Whether it be Call of Duty, Battlefield, Battlefront, 1942, Metal Slug, Red Alert, Halo, Advance Wars, Metal Gear Solid, Wolfenstein… well, you get the point. There are A LOT of video games based on war and many of them are ultra popular. But why? Why do we like when things go “boom” so much? While there probably isn’t one absolute answer, we’re sure these couple of reasons are what gets people so entrenched in the war category.
#1: It’s Fun to Work as a Team
Sure, a war might not be the friendliest subject matter, but because war is often times found in the “this team vs. that team” mentality, war games are cooperative by design. Take Call of Duty for example. One of the most popular franchises of all time has gotten that way because multiple generations of friends have gotten together for the same cause: to get more points than the opposing team. It might be a simple common goal, but it’s one that people can communicate about (a more personal affair when you can physically hear someone’s voice), develop strategies to overcome and, most importantly, make more friends while they’re accomplishing it. It all comes down to socialization. According to an article by Gamasutra, one of the five categories of appeal in video games is socialization, and because of the way online war games often work, they create one of the most social environments in all of gaming. Even if being social means we have to put up with that guy who won’t stop team killing us.

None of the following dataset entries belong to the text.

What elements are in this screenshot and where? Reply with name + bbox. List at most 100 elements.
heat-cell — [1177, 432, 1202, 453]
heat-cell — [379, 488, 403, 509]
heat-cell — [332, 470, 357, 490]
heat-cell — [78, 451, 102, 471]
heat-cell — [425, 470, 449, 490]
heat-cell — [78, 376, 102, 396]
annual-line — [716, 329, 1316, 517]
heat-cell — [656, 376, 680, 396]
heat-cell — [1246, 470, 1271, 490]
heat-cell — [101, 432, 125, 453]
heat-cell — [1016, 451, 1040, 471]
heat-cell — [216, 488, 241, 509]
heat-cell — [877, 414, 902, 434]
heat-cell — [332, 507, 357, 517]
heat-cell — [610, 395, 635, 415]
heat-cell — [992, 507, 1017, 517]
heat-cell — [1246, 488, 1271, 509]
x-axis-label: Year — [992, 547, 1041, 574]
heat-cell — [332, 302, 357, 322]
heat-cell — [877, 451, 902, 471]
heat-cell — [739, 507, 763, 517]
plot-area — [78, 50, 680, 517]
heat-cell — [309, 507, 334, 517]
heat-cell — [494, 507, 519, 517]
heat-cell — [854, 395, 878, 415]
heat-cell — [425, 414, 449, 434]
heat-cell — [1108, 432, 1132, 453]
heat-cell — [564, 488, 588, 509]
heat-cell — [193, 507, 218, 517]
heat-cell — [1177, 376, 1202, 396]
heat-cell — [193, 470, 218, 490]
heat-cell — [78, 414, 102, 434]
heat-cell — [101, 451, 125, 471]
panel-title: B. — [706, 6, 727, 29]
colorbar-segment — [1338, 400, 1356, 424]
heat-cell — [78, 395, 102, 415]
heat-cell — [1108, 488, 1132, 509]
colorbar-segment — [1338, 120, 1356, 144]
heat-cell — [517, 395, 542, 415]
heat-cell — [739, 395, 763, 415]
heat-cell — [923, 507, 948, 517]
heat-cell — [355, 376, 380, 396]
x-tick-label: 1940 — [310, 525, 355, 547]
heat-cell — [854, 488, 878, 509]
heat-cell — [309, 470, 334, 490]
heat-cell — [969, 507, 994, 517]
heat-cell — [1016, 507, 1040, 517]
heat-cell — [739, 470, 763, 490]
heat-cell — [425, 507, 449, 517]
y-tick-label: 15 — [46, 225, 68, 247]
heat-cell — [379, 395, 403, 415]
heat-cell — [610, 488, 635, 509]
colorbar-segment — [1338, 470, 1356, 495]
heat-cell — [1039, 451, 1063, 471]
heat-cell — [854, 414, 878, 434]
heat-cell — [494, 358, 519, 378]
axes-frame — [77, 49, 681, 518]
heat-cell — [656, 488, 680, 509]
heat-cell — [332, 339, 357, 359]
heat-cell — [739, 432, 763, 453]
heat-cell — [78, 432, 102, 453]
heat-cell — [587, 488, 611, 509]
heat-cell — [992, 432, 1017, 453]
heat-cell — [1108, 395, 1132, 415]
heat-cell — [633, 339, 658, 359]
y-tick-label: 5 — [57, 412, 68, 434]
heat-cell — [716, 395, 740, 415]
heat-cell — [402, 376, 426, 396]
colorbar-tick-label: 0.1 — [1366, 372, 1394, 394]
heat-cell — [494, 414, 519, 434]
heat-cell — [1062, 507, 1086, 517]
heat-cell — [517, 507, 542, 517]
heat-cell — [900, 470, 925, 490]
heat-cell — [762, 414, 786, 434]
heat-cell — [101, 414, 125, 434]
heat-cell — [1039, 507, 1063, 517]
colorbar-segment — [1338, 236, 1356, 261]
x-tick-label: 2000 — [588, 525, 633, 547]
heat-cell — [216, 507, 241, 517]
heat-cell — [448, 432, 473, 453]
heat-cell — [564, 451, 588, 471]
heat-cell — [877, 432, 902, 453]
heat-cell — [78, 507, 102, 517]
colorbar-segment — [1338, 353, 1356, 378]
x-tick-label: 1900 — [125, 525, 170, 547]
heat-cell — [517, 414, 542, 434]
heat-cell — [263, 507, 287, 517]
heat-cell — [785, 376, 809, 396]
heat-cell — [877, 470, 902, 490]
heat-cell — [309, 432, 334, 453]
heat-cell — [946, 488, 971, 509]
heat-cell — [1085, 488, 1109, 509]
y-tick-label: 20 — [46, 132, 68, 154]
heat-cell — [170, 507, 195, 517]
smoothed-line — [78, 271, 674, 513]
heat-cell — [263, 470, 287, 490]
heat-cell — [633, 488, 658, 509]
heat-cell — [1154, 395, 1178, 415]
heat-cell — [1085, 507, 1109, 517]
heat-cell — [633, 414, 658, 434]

#:2 We’re Adrenaline Junkies
If we take a step away from war games for one second and just look at how popular games like Tetris, Street Fighter, Burnout, League of Legends or Guitar Hero are, we might notice one common trait: all of them require fast reflexes at high levels of play. War games are some of the fastest out there and require not only a high level of strategy at times but also quick reactions.The player who can find enemies the quickest, reload exactly when they run out of bullets, sprint at the exact right moment and aim in the most precise locations in the shortest amount of time often excel above the rest; and it’s this need to always get faster and more precise that drives us to play more and in turn get better. As it turns out, this need for speed also comes with its fair share of positives according to IFL Science and their article on how playing video games is good for the brain. Enhanced hand-eye coordination, reaction times and spatial awareness are just some of the benefits of playing games. Maybe our brain just craves this training through the extreme speed war games have to offer.
#3: Showing Off Is Life
Who doesn’t like the feeling of besting an opponent? Whether it be through luck, skill or a hefty combination of the two, competition is often the driving force behind war games. An article by developer Plarium tells us that it’s not just about beating people, but also how we were able to do it and who we took down in the process. If you’re not competing against the other team to win the round, you’re competing against your teammates to have the highest kill/death ratio. And now that everything is being streamed, replayed and uploaded to YouTube, the cool things we do can live on forever – and if they’re cool enough we might even get our 15 minutes of internet fame. Bottom line: we want to prove ourselves against other competitors and look good while we’re doing it.
#4: War Makes a Compelling Story
For as brutal and disheartening as war can be, it can also be something that inspires hope. Good vs. evil, the little guy vs. the big guy, the bully vs. the “won’t be bullied anymore” – war tells a story of rising to the occasion when we’re needed most. It’s where heroes are born and villains are all powerful, and often times it’s where the line between those two things gets blurry. Chronicle.com put it bluntly in their piece on the fascination of war when they said: “war is hell—and it’s a helluva story.” If nothing else, war is drama and people want to be part of that without actually having to live it because it’s much easier to stay composed when bullets aren’t actually inches away from hitting you, no matter how crazy your little brother said his last game of team Deathmatch was.
So whether it be that you like to get together with your friends and dominate whoever logs on or you have to always be moving your fingers and challenging your reflexes, we like war because it makes us feel something visceral. Or maybe we really do just like to see things go “boom”.